Our leadership team consists of 4 people, if we said the average group is 3 leaders (some have 7+, some have just 1!).

I don’t have access to all the details of the global VMUG chapters, but if you work on the basis that there was 1 leader invited from each active VMUG globally to the summit, there were 93 leaders in-attendance so let’s base our numbers on 93 ‘active’ groups – although I appreciate there are probably more as not everyone would be able to attend.

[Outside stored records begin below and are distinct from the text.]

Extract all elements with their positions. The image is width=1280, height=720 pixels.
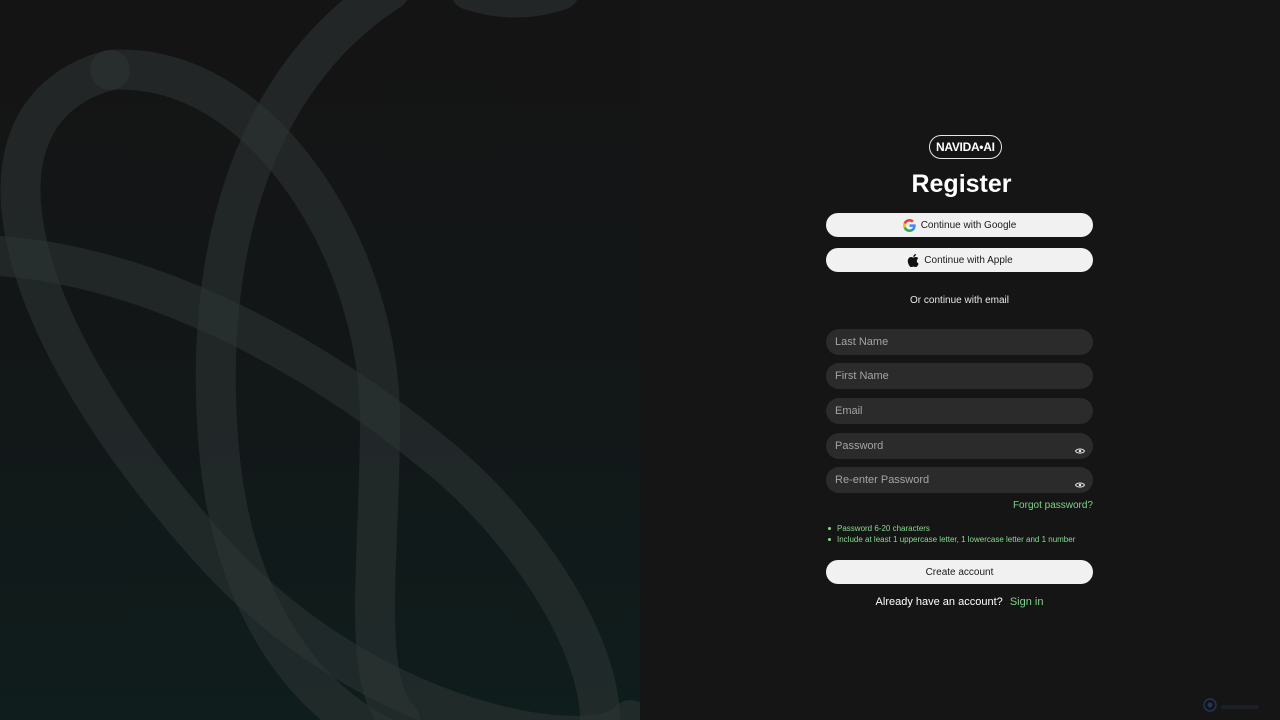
- brand-logo: NAVIDA•AI: [929, 135, 1002, 159]
- signin-prompt-row: Already have an account? Sign in: [826, 596, 1093, 608]
- first-name-input[interactable]: [826, 363, 1093, 389]
- decorative-orbit-lines: [0, 0, 640, 720]
- first-name-field: [826, 363, 1093, 389]
- continue-with-apple-label: Continue with Apple: [924, 254, 1013, 266]
- corner-badge[interactable]: [1203, 697, 1263, 717]
- password-rule-item: Include at least 1 uppercase letter, 1 l…: [826, 534, 1075, 545]
- eye-icon[interactable]: [1074, 476, 1086, 488]
- password-rules-list: Password 6-20 characters Include at leas…: [826, 523, 1075, 545]
- hero-background-panel: [0, 0, 640, 720]
- reenter-password-input[interactable]: [826, 467, 1093, 493]
- create-account-button[interactable]: Create account: [826, 560, 1093, 584]
- continue-with-apple-button[interactable]: Continue with Apple: [826, 248, 1093, 272]
- password-rule-item: Password 6-20 characters: [826, 523, 1075, 534]
- corner-badge-icon: [1203, 697, 1217, 717]
- brand-logo-text: NAVIDA•AI: [936, 140, 995, 154]
- continue-with-google-button[interactable]: Continue with Google: [826, 213, 1093, 237]
- last-name-field: [826, 329, 1093, 355]
- reenter-password-field: [826, 467, 1093, 493]
- eye-icon[interactable]: [1074, 442, 1086, 454]
- signin-prompt-text: Already have an account?: [875, 596, 1003, 608]
- password-input[interactable]: [826, 433, 1093, 459]
- page-title: Register: [911, 170, 1012, 198]
- google-logo-icon: [902, 218, 916, 232]
- corner-badge-bar: [1221, 705, 1259, 709]
- sign-in-link[interactable]: Sign in: [1010, 596, 1044, 608]
- forgot-password-link[interactable]: Forgot password?: [1013, 500, 1093, 511]
- email-input[interactable]: [826, 398, 1093, 424]
- continue-with-google-label: Continue with Google: [920, 219, 1017, 231]
- last-name-input[interactable]: [826, 329, 1093, 355]
- auth-panel: NAVIDA•AI Register Continue with Google …: [640, 0, 1280, 720]
- email-divider-text: Or continue with email: [910, 295, 1009, 306]
- password-field: [826, 433, 1093, 459]
- apple-logo-icon: [906, 253, 919, 267]
- email-field: [826, 398, 1093, 424]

if we said an average of 3 leaders per ‘active’ group, each contributing 7 man-days per annum that’s 1,953 man-days per annum contributed by leaders to the VMUG community events. (3 x (4+3) ) x 93 = 1,953 man-days

Given there is an average of 251 working days per year that’s 7.7 man-years

Now, to make this more interesting, if we said the average salary of a VMware administrator was $80k USD (sort-of based on this article, and assuming that an VMUG leader will generally have more than 2 years of experience under their belt and will generally be in a senior-type role, the majority of VMUG leaders are in the US and salaries outside the US will obviously differ, but most VMUGs exist in well-developed 1st-word countries, rather than 2nd/3rd world emerging countries)

That would mean a VMUG leader globally earns an average of $318 per day before tax, multiply that out by the number of man-days given per year, that represents an opportunity cost that the VMUG leaders contribute to the VMware community & VMware itself of…..(drum-roll)

$622,470.12 USD.

Not too shabby 🙂 VMware, I hope you appreciate it 🙂

Anyways – just a bit of fun and not to be taken too seriously, but do go and hug a VMUG leader at your next meeting… (ok, don’t do that!)

 

 

**Yes, there are also many women who are VMUG leaders.. but man-days is an accepted term, and it’s shorter to type than person-years, apologies if it offends, it’s not meant to!